Figure 5. Monoclonal IgM of a specificity unrelated to adenovirus reduces liver gene transfer by HDA vectors.

Figure 5

A) Representative photographs of light emission from the liver region of mice intravenously injected with 5×1010 vp/mouse 48 h prior to bioluminescence (left panel). When indicated, Rag1KO were pre-injected twice with 130 µg of monoclonal IgM of irrelevant specificity. The dot graph on the right shows quantitative data from the same experiment. Experiments B and C were performed seven days following gene transfer with progressively reduced doses of HDA-luciferase (3.6×1010 vp/mouse and 2.2×109 vp/mouse, respectively). Gene transfer was assessed by measuring luciferase activity ex-vivo in homogenates from liver samples (left panel).
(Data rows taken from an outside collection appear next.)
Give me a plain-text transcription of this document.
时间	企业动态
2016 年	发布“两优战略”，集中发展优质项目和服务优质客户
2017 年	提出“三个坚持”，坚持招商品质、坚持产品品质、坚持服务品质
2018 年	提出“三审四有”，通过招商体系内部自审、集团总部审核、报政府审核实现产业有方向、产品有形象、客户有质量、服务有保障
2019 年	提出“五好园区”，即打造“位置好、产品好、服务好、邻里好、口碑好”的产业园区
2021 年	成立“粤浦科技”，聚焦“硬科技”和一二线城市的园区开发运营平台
The relative liver content of vector DNA was measured by quantitative PCR (right panel). WT, Wild-type; Rag1KO, BALB/C Rag1−/− (C.129S7(B6)-Rag1tm1Mom/J; pIgM, polyclonal immunoglobulin M; mIgM, monoclonal immunoglobulin M, mIgG, monoclonal immunoglobulin G.; HDA-luciferase, helper-dependent adenoviral vectors encoding luciferase; RLU, Relative Light Unit. Experiments were performed twice.